Selon Emmanuelle Ménard, la contestation des crèches de Noël, l’activisme des néo-féministes, la tolérance de l’immigration irrégulière et le lâchage des agriculteurs donnent une mauvaise image de la France. 

Jean-Jacques Netter déplore qu’il y ait toujours plus d’impôts et toujours pas de réformes, et Gilles-William Goldnadel a écouté encore France Inter.

 Et une fois encore, ils ont invité un bon juif, c’est-à-dire un juif qui déteste Israël.

Jean-Pierre Winter, psychanalyste et écrivain, compagnon de route de Causeur, est mort le 9 décembre 2025.

 Charles Rojzman rend hommage à sa mémoire. 

Penseur lucide, il refusait le consensus, appelait à parler vrai, à accepter le conflit, à assumer la peur et à renoncer à l’illusion de l’innocence. 

Tout ce que refuse l’air du temps qui, lentement, décompose les sociétés occidentales.
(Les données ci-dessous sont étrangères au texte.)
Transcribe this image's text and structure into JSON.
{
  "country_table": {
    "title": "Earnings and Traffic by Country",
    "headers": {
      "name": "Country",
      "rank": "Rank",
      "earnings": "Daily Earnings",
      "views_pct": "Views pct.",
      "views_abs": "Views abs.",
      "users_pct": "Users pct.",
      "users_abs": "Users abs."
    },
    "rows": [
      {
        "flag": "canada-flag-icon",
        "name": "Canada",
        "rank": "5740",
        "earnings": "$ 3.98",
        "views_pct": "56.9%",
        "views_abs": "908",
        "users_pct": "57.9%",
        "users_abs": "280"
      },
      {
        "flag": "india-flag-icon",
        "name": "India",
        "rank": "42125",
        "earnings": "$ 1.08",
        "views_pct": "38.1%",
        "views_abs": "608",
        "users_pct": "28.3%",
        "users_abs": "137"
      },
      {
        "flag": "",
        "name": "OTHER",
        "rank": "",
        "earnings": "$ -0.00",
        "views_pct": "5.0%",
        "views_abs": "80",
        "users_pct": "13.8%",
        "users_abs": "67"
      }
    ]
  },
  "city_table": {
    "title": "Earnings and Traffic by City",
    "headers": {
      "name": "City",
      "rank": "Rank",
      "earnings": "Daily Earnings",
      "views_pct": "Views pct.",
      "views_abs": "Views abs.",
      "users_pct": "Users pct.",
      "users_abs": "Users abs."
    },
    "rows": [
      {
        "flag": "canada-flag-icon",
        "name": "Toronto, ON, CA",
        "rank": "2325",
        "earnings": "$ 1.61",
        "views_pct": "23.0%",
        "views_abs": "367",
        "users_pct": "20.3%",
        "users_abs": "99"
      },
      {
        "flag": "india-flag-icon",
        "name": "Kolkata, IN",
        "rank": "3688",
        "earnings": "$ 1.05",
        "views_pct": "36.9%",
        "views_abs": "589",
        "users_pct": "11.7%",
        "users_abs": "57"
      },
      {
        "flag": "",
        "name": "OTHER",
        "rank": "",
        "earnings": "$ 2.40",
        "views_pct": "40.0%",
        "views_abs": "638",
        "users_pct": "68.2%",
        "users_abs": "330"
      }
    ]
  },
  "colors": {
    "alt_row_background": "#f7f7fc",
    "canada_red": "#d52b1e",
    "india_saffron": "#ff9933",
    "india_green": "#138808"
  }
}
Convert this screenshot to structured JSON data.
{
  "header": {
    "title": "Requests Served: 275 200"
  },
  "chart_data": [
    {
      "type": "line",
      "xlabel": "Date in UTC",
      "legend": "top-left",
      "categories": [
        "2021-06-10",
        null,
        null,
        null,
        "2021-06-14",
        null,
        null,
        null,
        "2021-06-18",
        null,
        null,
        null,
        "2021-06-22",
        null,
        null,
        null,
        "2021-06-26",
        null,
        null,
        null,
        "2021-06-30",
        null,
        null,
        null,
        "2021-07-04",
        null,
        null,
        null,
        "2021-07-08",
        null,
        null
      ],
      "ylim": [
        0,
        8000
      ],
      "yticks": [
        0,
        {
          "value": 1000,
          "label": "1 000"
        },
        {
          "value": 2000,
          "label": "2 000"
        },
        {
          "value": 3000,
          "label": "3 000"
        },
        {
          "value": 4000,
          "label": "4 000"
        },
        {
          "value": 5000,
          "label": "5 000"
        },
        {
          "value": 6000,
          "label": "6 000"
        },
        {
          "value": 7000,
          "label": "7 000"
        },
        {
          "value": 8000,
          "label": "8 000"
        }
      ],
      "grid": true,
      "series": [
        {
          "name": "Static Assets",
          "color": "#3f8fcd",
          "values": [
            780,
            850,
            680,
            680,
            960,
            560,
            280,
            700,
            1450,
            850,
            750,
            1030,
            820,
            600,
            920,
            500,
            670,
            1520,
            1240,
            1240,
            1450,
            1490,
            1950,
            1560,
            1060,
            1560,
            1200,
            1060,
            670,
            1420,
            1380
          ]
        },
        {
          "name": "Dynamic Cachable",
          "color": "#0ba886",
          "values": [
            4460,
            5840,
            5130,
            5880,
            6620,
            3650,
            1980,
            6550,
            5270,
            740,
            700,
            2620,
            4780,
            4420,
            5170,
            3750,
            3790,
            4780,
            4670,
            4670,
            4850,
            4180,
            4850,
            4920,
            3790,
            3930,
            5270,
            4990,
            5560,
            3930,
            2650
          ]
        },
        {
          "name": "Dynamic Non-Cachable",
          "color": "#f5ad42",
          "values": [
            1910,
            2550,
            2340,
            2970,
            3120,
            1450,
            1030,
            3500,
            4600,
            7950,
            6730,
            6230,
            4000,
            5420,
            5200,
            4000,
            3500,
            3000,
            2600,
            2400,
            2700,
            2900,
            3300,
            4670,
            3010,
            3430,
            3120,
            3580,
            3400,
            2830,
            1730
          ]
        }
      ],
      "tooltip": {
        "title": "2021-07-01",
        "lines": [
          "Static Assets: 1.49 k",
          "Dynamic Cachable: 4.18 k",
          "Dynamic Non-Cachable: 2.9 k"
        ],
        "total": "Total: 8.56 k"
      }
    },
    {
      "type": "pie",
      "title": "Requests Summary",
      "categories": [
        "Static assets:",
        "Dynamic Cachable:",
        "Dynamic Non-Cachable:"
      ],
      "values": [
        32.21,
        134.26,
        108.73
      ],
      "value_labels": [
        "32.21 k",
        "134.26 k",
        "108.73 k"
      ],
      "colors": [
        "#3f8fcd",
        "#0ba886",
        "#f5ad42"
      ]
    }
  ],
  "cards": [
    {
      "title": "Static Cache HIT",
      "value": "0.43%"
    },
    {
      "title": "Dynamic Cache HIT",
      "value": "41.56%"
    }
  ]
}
 Exilée en France où elle a grandi, Anastasia Fomitchova s’est engagée auprès des troupes ukrainiennes comme infirmière sur le front. Richard Millet a lu Volia où elle témoigne des atrocités de la guerre, du vertige métaphysique face à la mort, et de la détermination d’un peuple à défendre sa langue, son histoire et son avenir. 

Paul Bocuse reprend vie sous la plume de Gautier Battistella. 

Pour Jonathan Siksou, Bocuse est le roman de la vie du grand chef et le livre d’un écrivain au grand style.

 Une plongée dans l’enfer des cuisines pleine de poésie et le portrait d’un génial mégalo qui s’est imposé comme l’empereur de la gastronomie française à travers le monde. 

 Les Hyaines de Bruno Lafourcade est bien plus qu’un recueil de néologismes, selon Isabelle Larmat. 

C’est une galerie de portraits cruels, désopilants et terriblement justes de nos chers contemporains.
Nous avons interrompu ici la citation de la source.